I admit that I came out of this seminar with new, updated information regarding privacy/HIPAA/HITECH compliance. My knowledge of this topic was limited to information I have obtained from my Health Information Management textbooks, HIPAA training sessions at Rancho, and articles from the "Journal of AHIMA" (American Health Information Management Association). I had read an article in the May 2009 issue about how the ARRA will invest in the privacy of PHI. The most recent issue (August 2009) pertains to how the state of California is adjusting to federal and state privacy legistation.

In addition to meeting Eric Nelson, I also met a few vendors who sponsored the seminar. I met Kalani Jones from B.A.C.T.E.S. (a company that specializes in ROI and RAC audits) and he assisted GOCHIA with the quarterly newsletter by showing them sample layots and sample logos for the association. He also helped with the setup of the conference room. I came early just in case there was traffice on the drive to Newport Beach. I did as much as I could to help Susan McNally (President of GOCHIA) with setting up the conference room, helping the caterer setup to hors d'oeuvres, registering some attendees, and take photographs for the newsletter. I met Maria Alizando, RHIT again along with Robert Caban, RHIT of Caban Resources as I registered their names at the table. Also, I met Lizbeth Felix, RHIA and Leslie Scarborough, RHIA from HOAG Hospital, which is not far from the location of the seminar (several miles north up along Pacific Coast Highway 1 and near the 55 Freeway). I had met with these professionals last May at the GOCHIA Member Recognition Dinner at the Knott's Berry Farm Chicken Dinner Restaurant in Buena Park, CA. I met with two other vendors: Teresa Bray from GRM and Donna Paine from Trackstar. Teresa Bray and I had a pleasant conversation about the us of her services in the Los Angeles area. I told her that I sometimes see the GRM vans in the Rancho/Downey area and wonder if Rancho uses it. I found out through Rancho's HIM Director that they do not use GRM. Perhaps GRM is used by another facility near Downey (Downey Community Hospital? Coast Plaza Hospital in Norwalk?), but I will have to do some more research to find out. GRM is based in Pico Rivera, which is not too far from Downey. Donna Paine from Trackstar informed me of their new RAC system and encouraged me to share her information with the ROI supervisor of my facility.

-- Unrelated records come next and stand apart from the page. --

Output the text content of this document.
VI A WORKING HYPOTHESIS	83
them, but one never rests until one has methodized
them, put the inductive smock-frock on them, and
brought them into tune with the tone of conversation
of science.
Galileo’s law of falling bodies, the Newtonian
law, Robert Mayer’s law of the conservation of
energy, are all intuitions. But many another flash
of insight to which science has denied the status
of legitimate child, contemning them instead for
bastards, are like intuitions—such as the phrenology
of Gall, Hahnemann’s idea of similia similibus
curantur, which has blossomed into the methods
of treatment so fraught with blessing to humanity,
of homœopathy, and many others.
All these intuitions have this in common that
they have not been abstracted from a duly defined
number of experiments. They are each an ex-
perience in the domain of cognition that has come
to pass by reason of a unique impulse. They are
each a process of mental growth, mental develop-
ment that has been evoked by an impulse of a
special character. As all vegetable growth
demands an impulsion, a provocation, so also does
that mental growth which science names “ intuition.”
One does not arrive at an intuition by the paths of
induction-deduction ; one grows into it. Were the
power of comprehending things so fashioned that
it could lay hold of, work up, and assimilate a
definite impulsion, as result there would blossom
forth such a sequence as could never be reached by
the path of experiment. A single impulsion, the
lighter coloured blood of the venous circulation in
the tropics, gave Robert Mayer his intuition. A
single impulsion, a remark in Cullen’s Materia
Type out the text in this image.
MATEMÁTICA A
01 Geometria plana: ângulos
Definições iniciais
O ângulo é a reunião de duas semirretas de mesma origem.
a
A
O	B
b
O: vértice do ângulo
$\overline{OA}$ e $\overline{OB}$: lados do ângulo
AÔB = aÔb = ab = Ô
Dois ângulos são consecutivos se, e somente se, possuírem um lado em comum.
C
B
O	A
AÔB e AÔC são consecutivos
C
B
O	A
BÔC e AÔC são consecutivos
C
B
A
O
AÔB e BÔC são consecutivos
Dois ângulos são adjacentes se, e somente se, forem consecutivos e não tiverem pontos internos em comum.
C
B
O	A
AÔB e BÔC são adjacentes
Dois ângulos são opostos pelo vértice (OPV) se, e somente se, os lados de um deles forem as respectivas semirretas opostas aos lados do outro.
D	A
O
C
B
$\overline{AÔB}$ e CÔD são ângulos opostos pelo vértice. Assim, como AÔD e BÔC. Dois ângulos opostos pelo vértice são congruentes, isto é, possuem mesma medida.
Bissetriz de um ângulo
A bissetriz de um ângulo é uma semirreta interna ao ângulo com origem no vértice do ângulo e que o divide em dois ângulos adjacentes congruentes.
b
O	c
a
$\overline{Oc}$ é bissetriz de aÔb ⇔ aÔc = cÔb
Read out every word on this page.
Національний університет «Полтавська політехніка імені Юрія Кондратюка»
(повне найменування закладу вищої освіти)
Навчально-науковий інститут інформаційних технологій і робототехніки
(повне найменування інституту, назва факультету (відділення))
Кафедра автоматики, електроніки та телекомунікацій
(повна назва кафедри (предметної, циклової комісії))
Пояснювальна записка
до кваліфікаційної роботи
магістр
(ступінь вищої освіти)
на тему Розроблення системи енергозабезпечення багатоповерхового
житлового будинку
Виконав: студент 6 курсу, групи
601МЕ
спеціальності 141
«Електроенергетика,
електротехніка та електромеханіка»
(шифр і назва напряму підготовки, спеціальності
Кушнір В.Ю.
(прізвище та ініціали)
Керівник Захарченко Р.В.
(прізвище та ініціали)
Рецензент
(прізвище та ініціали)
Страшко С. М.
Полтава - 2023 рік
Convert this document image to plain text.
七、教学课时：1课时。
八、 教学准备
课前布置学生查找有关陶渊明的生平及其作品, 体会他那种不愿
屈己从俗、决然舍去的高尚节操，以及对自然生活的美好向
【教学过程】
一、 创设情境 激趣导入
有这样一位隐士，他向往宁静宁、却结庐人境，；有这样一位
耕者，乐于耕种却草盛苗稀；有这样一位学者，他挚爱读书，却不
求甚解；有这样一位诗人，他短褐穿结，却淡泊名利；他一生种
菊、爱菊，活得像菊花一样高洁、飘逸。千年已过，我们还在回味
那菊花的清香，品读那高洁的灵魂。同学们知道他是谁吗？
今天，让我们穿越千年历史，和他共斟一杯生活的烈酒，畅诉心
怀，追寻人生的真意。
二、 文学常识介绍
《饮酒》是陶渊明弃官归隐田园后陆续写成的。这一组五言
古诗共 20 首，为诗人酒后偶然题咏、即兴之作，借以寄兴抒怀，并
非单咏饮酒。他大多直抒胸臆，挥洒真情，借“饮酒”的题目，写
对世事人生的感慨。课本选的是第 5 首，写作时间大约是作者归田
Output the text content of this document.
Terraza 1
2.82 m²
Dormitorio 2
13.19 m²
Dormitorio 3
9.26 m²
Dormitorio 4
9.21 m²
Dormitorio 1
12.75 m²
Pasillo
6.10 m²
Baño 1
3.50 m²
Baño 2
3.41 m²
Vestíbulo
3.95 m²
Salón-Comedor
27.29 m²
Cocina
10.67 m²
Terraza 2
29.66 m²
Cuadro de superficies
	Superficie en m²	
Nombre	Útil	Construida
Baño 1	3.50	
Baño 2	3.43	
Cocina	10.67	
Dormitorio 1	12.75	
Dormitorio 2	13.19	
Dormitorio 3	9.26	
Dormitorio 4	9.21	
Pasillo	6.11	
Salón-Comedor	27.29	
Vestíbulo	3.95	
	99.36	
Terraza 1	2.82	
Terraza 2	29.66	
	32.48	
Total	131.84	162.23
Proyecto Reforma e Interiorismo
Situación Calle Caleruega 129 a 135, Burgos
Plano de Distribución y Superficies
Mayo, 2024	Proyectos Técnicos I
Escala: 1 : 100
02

After the presentation, there was a short break where attendees could gather and share information. Also, it was a great opportunity to network with mhy fellow HIM students. I met four students from ITT Technical Institute (Anaheim campus). They helped with a majority of the registration and were more than happy to receive my business cards. They soon got the idea of making their own. They wre a wonderful group of ladies and HIM-professionals-to-be. They wull experience what I will be experiencing in my last year as an RHIT student. The GOCHIA Board Meeting was brief: we discussed about plans to launch a GOCHIA Facebook page and the quarterly newsletter. Overall, I think the entire educational session was a success thanks to the collaboration of GOCHIA, the caterer, the students from ITT Tech and Cypress College, the vendors, and of course the speaker of the night.

This is the first of many seminars that I will document in this blog. Expect to see more blog posts of my seminar experiences in the near future.